Anyone who is familiar with health professions education knows it is a rich, interdisciplinary space with tons of unanswered questions. We want to help IHP faculty become part of that conversation, not just to improve our own teaching, but to shape the future of how we educate the next generation of healthcare professionals. 

Our goal is to build a strong culture of education scholarship across the Institute. We’ll offer office hours, mentoring, workshops, and structured opportunities to do research in community.

Talk about your experience as director of the Teaching and Supporting Student Experience in Learning Lab (TASSEL) and how that will carry over to SoTL. 

I've been running the TASSEL Lab for three years within the Communication Sciences and Disorders (CSD) Department, and this is what the TASSEL Lab has been doing. We have a number of faculty — some of whom have been here for 10-15 years — who haven’t been able to seek out a promotion because they feel like there's this substantial wall in front of them in terms of advancement at the IHP. 

Currently, there are two research projects that are being spearheaded by these folks who haven't done this before. So I'm helping to mentor them. One project is out for publication, and one has three or four conference presentations on it. One of our members just got a grant for a new education research project. So, it's slow but it's really developed a number of the members’ clinical questions into research projects. And it's led some of them to go into an HPEd program or our speech pathology doctorate (SLPD) program, because now they have an idea of what their path might look like in that research world. 

What are your goals for SoTL? 

In three to five years, we want to develop a number of our clinically trained faculty into teaching and learning researchers, starting their own projects and seeing them to publication. And it becomes this self-sustaining cycle of people that can provide mentorship to other folks in these education research projects. 

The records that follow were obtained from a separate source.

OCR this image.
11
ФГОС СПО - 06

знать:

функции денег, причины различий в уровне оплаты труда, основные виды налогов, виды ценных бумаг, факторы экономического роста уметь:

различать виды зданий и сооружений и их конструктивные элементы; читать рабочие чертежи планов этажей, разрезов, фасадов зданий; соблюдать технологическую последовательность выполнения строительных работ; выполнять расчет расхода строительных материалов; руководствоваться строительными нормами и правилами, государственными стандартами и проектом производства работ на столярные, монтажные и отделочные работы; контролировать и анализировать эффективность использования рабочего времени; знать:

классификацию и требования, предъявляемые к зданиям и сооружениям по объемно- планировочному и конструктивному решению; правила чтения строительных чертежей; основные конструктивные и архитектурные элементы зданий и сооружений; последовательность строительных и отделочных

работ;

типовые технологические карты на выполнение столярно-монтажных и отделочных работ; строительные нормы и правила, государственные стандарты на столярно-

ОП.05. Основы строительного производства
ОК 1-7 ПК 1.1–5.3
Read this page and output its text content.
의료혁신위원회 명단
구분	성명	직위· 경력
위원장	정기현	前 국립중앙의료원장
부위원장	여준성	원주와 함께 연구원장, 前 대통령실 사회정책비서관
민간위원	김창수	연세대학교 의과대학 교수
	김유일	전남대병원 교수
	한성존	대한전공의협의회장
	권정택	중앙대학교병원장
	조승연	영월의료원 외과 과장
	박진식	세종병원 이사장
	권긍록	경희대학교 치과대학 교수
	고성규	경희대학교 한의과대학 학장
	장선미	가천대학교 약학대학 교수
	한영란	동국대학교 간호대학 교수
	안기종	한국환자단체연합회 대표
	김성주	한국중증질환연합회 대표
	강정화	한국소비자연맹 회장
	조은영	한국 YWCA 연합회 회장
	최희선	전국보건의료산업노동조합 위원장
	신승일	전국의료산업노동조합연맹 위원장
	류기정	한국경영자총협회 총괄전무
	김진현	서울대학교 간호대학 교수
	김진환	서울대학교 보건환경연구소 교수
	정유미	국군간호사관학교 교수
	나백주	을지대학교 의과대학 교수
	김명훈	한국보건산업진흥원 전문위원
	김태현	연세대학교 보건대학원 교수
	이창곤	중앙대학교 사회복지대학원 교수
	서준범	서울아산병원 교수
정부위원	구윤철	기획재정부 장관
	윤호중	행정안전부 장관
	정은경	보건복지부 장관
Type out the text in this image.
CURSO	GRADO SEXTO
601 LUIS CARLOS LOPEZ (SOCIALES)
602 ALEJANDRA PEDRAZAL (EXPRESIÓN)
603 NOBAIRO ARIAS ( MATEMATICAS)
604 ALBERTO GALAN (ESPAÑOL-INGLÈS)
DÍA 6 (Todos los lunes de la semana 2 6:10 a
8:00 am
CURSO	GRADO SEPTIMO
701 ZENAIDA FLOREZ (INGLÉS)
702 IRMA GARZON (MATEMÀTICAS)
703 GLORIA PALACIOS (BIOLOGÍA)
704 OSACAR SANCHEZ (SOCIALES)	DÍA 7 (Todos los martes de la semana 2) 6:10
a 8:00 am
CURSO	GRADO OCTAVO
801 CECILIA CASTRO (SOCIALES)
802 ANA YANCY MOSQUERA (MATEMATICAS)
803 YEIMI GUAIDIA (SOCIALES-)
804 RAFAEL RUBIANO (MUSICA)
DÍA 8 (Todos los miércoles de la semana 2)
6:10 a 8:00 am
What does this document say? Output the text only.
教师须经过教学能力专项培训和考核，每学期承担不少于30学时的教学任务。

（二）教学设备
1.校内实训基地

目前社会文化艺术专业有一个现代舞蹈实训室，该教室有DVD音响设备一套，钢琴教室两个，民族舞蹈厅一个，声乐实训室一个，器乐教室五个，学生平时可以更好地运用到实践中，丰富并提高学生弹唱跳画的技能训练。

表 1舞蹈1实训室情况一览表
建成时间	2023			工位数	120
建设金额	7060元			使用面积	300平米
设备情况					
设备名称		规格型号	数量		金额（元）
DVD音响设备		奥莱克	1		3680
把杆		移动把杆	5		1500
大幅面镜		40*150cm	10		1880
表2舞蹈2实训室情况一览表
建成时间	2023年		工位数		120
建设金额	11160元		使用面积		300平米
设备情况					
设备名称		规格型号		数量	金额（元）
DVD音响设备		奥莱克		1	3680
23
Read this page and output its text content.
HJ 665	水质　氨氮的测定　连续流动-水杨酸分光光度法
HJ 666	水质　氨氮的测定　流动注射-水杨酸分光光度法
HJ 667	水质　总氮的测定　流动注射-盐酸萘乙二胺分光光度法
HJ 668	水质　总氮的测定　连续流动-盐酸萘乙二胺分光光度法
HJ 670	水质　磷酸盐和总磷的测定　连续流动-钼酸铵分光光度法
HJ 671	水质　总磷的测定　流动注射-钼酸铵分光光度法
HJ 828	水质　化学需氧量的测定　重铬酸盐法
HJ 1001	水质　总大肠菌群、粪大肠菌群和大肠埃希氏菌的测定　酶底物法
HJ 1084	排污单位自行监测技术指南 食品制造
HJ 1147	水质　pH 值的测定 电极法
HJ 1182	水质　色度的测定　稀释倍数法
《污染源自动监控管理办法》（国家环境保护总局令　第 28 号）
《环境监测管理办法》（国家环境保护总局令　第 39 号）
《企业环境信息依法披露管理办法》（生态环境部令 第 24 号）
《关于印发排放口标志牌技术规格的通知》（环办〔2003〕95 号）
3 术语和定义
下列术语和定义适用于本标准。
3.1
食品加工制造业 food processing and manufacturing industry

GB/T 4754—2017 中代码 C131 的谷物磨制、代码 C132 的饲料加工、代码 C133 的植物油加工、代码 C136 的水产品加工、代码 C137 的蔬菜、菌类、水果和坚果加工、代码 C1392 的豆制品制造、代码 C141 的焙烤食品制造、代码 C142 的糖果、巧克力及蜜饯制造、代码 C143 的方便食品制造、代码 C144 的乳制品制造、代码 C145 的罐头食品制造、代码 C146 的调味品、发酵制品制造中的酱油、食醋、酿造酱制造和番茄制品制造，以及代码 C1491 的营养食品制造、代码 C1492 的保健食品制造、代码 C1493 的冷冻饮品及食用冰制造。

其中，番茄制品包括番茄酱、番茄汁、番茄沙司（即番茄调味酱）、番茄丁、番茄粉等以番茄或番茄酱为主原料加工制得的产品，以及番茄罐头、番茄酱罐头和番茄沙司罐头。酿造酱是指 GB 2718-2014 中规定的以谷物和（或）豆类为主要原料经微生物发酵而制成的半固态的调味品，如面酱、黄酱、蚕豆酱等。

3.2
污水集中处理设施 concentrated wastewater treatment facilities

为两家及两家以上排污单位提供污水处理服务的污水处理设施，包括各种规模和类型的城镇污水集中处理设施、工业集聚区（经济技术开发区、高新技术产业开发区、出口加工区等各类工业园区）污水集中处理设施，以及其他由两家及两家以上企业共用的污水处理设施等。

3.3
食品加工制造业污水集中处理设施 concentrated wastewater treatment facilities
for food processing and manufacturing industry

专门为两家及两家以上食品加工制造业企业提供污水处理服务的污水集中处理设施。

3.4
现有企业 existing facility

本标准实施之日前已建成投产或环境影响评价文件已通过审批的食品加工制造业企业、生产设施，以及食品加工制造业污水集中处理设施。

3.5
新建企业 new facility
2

My hope is that what good teaching is and what good researching is comes under the same umbrella, and by that I mean all of these different assets that we have — TEAL FellowsTASSEL, Learning Experience Design — that they all wind up working together in a really symbiotic way, where the left hand always knows what the right hand is doing, and we're all in communication with one another. And we have a really clear picture of what education looks like at the IHP, both in terms of how we're studying it, how our education research then translates into the education that we're actually providing, and how that translates into our forward movement as an institution. 

Teaching is what we do. Education is what we do. So, there's the opportunity for tendrils of this to get into just about everything at the MGH Institute, and for tendrils of just about everything to get into the SoTL Center.

Even though the SoTL Center has just been launched, there are already resources available to help faculty get started. Talk about that. 

That’s right. We have SoTL office hours for people to discuss their SoTL ideas or issues (book here). We’re starting SoTL Communities of Practice so that people can get a better sense of a SoTL literature base and craft education projects together. We’re making SoTL completion grants available to help turn education research into publications for faculty who have collected data for a project but need support to bring it across the finish line (apply here). 

Along with resources, there are also events and touch points happening very soon too. 

It all begins Friday when internationally-renown health professions leader Dr. Earle Abrahamson holds a workshop on how Scholarship of Teaching and Learning can change healthcare (register here). 

We’ll hold Methods Mondays on the third Monday of the month where faculty can learn about education research methods & topics.

We’ll hold SoTL Communities of Practice sessions where faculty can connect with colleagues around shared research interests like AI in clinical education, giving/receiving clinical feedback, building interdisciplinary teams, fostering equitable education in large cohorts, and education outcomes of non-research capstone projects

And then on September 9th, we’ll have a SoTL Open House I Shouse 259 from 12:30 – 2:30 pm. So, we have a lot going on right out of the gate. We can’t wait to get started!